Even with all of that going for it though “In the Tall Grass” is still average at best with a middling script and sub-par performances from most members of the cast especially the young Will Buie, Jr. who portrays the lost boy Tobin as if it was his first table read. It’s as unconvincing as any performance you’d find in a B-level horror flick. Stars Laysla De Oliveira and Avery Whitted, who portray brother and sister duo Becky and Cal, don’t necessarily turn in bad performances but they’re also not very memorable either while Harrison Gilbertson as Becky’s boyfriend Travis just FEELS like a character written specifically in to add to the social subtext of the film. The only standout performance is the typically dedicated interpretation of Tobin’s father Ross by Patrick Wilson, a veteran of 2010s horror, who makes Ross a unpredictable character who may or may not pose the biggest threat or the most effective salvation to the main characters. Even he feels a little dumbed down in this flick though mostly due to the lack of development of his character’s motives and the imperfect script and screenplay.

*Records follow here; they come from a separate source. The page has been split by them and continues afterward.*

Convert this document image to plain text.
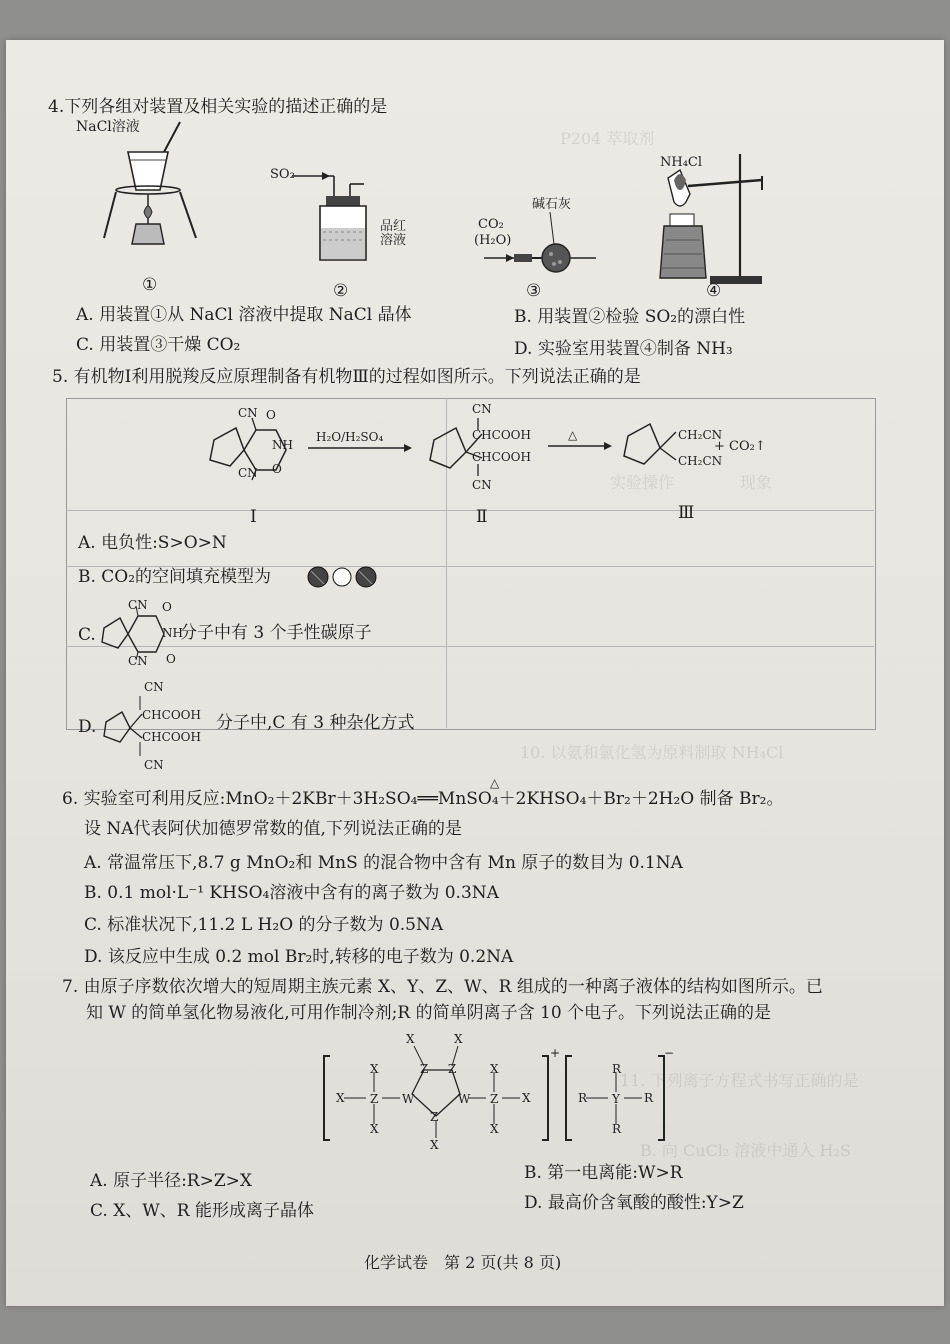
P204 萃取剂
实验操作	现象
10. 以氨和氯化氢为原料制取 NH₄Cl
11. 下列离子方程式书写正确的是
B. 向 CuCl₂ 溶液中通入 H₂S
4.下列各组对装置及相关实验的描述正确的是
NaCl溶液
①
SO₂
品红溶液
②
CO₂
(H₂O)
碱石灰
③
NH₄Cl
④
A. 用装置①从 NaCl 溶液中提取 NaCl 晶体	B. 用装置②检验 SO₂的漂白性
C. 用装置③干燥 CO₂	D. 实验室用装置④制备 NH₃
5. 有机物Ⅰ利用脱羧反应原理制备有机物Ⅲ的过程如图所示。下列说法正确的是
CN O
NH
CN O
H₂O/H₂SO₄
CN
CHCOOH
CHCOOH
CN
△	CH₂CN
CH₂CN
+ CO₂↑
Ⅰ	Ⅱ	Ⅲ
A. 电负性:S>O>N
B. CO₂的空间填充模型为
C.
CN O
NH
CN O
分子中有 3 个手性碳原子
D.
CN
CHCOOH
CHCOOH
CN
分子中,C 有 3 种杂化方式
△
6. 实验室可利用反应:MnO₂＋2KBr＋3H₂SO₄══MnSO₄＋2KHSO₄＋Br₂＋2H₂O 制备 Br₂。
设 NA代表阿伏加德罗常数的值,下列说法正确的是
A. 常温常压下,8.7 g MnO₂和 MnS 的混合物中含有 Mn 原子的数目为 0.1NA
B. 0.1 mol·L⁻¹ KHSO₄溶液中含有的离子数为 0.3NA
C. 标准状况下,11.2 L H₂O 的分子数为 0.5NA
D. 该反应中生成 0.2 mol Br₂时,转移的电子数为 0.2NA
7. 由原子序数依次增大的短周期主族元素 X、Y、Z、W、R 组成的一种离子液体的结构如图所示。已
知 W 的简单氢化物易液化,可用作制冷剂;R 的简单阴离子含 10 个电子。下列说法正确的是
X
X
Z
X
W
X	X
Z Z
Z
X
W
X
Z
X
X
+
R
R
Y
R
R
−
A. 原子半径:R>Z>X	B. 第一电离能:W>R
C. X、W、R 能形成离子晶体	D. 最高价含氧酸的酸性:Y>Z
化学试卷　第 2 页(共 8 页)
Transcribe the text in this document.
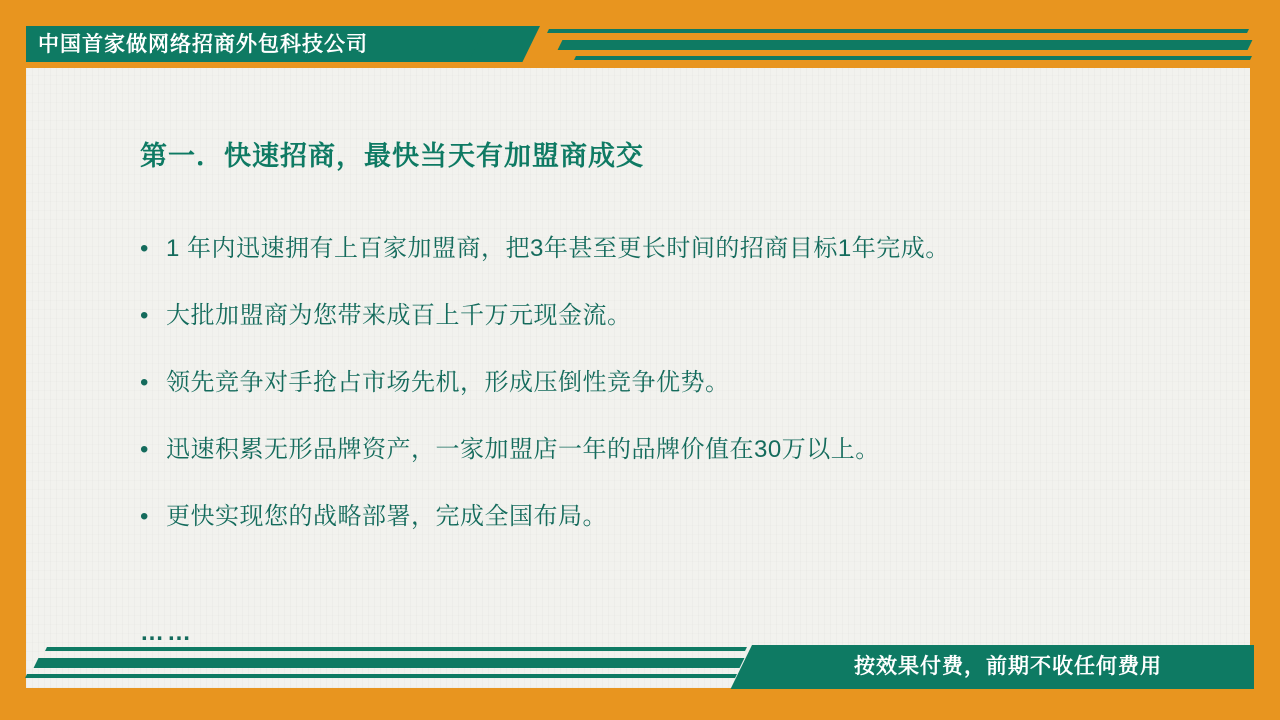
中国首家做网络招商外包科技公司
第一．快速招商，最快当天有加盟商成交
• 1 年内迅速拥有上百家加盟商，把3年甚至更长时间的招商目标1年完成。
• 大批加盟商为您带来成百上千万元现金流。
• 领先竞争对手抢占市场先机，形成压倒性竞争优势。
• 迅速积累无形品牌资产，一家加盟店一年的品牌价值在30万以上。
• 更快实现您的战略部署，完成全国布局。
……
按效果付费，前期不收任何费用
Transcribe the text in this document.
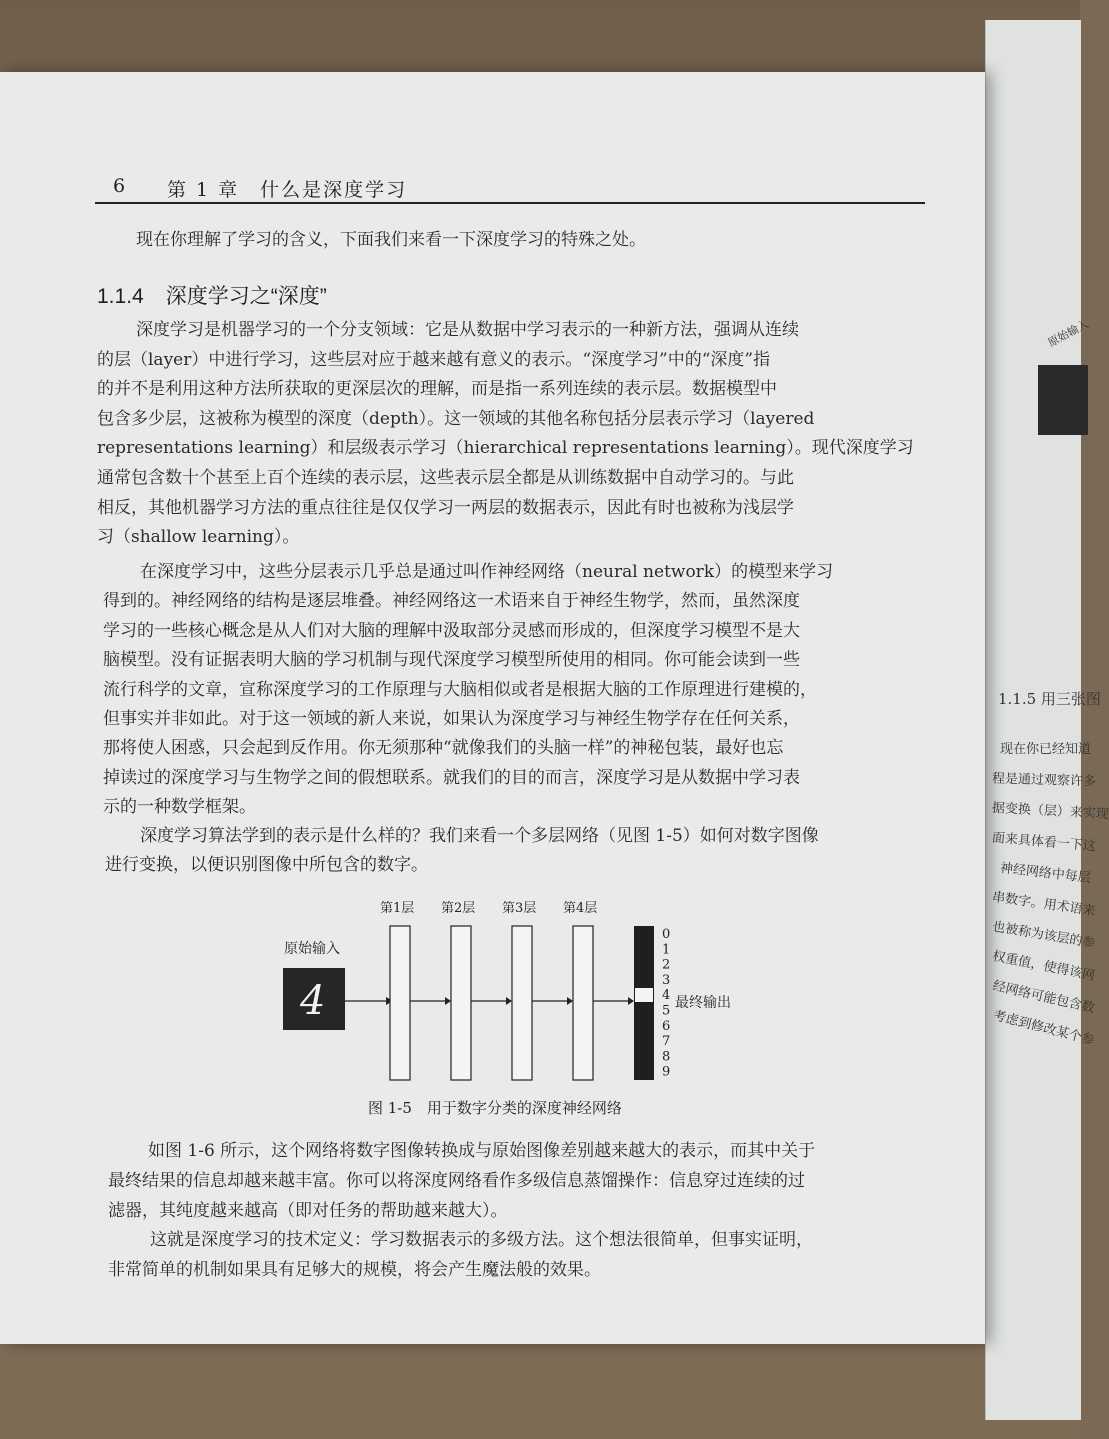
原始输入
1.1.5 用三张图
现在你已经知道
程是通过观察许多
据变换（层）来实现
面来具体看一下这
神经网络中每层
串数字。用术语来
也被称为该层的参
权重值，使得该网
经网络可能包含数
考虑到修改某个参
6 第 1 章　什么是深度学习
现在你理解了学习的含义，下面我们来看一下深度学习的特殊之处。
1.1.4 深度学习之“深度”
深度学习是机器学习的一个分支领域：它是从数据中学习表示的一种新方法，强调从连续
的层（layer）中进行学习，这些层对应于越来越有意义的表示。“深度学习”中的“深度”指
的并不是利用这种方法所获取的更深层次的理解，而是指一系列连续的表示层。数据模型中
包含多少层，这被称为模型的深度（depth）。这一领域的其他名称包括分层表示学习（layered
representations learning）和层级表示学习（hierarchical representations learning）。现代深度学习
通常包含数十个甚至上百个连续的表示层，这些表示层全都是从训练数据中自动学习的。与此
相反，其他机器学习方法的重点往往是仅仅学习一两层的数据表示，因此有时也被称为浅层学
习（shallow learning）。
在深度学习中，这些分层表示几乎总是通过叫作神经网络（neural network）的模型来学习
得到的。神经网络的结构是逐层堆叠。神经网络这一术语来自于神经生物学，然而，虽然深度
学习的一些核心概念是从人们对大脑的理解中汲取部分灵感而形成的，但深度学习模型不是大
脑模型。没有证据表明大脑的学习机制与现代深度学习模型所使用的相同。你可能会读到一些
流行科学的文章，宣称深度学习的工作原理与大脑相似或者是根据大脑的工作原理进行建模的，
但事实并非如此。对于这一领域的新人来说，如果认为深度学习与神经生物学存在任何关系，
那将使人困惑，只会起到反作用。你无须那种“就像我们的头脑一样”的神秘包装，最好也忘
掉读过的深度学习与生物学之间的假想联系。就我们的目的而言，深度学习是从数据中学习表
示的一种数学框架。
深度学习算法学到的表示是什么样的？我们来看一个多层网络（见图 1-5）如何对数字图像
进行变换，以便识别图像中所包含的数字。
原始输入
4
第1层 第2层 第3层 第4层
0
1
2
3
4
5
6
7
8
9
最终输出
图 1-5　用于数字分类的深度神经网络
如图 1-6 所示，这个网络将数字图像转换成与原始图像差别越来越大的表示，而其中关于
最终结果的信息却越来越丰富。你可以将深度网络看作多级信息蒸馏操作：信息穿过连续的过
滤器，其纯度越来越高（即对任务的帮助越来越大）。
这就是深度学习的技术定义：学习数据表示的多级方法。这个想法很简单，但事实证明，
非常简单的机制如果具有足够大的规模，将会产生魔法般的效果。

As far as Netflix movies go, “In the Tall Grass” is about as middle of the road as the streaming service tends to get. It’s nowhere near as unwatchable as many of the service’s worst pictures but in no way reaches anywhere near the highest of highs. It pales in comparison to “1922” and “Gerald’s Game”, but it’s not bad enough to derail the Stephen King renaissance that has dominated the genre in recent years. It’s a neat idea handled in a less-than-effective manner that’s more creepy than scary, more complicated than thought provoking, and maybe a bit to ambitious for its own good. Would I recommend it? Well I’ll say this much, I wouldn’t steer anyone away from it. It’s a fine example of the modern passable-at-best horror flick with enough good elements to make the final product fun but not enough to make it as interesting as it deserves to be. If you go in with that understanding “In the Tall Grass” might offer just enough to keep you invested even if you’ll probably forget you saw it a few years down the road.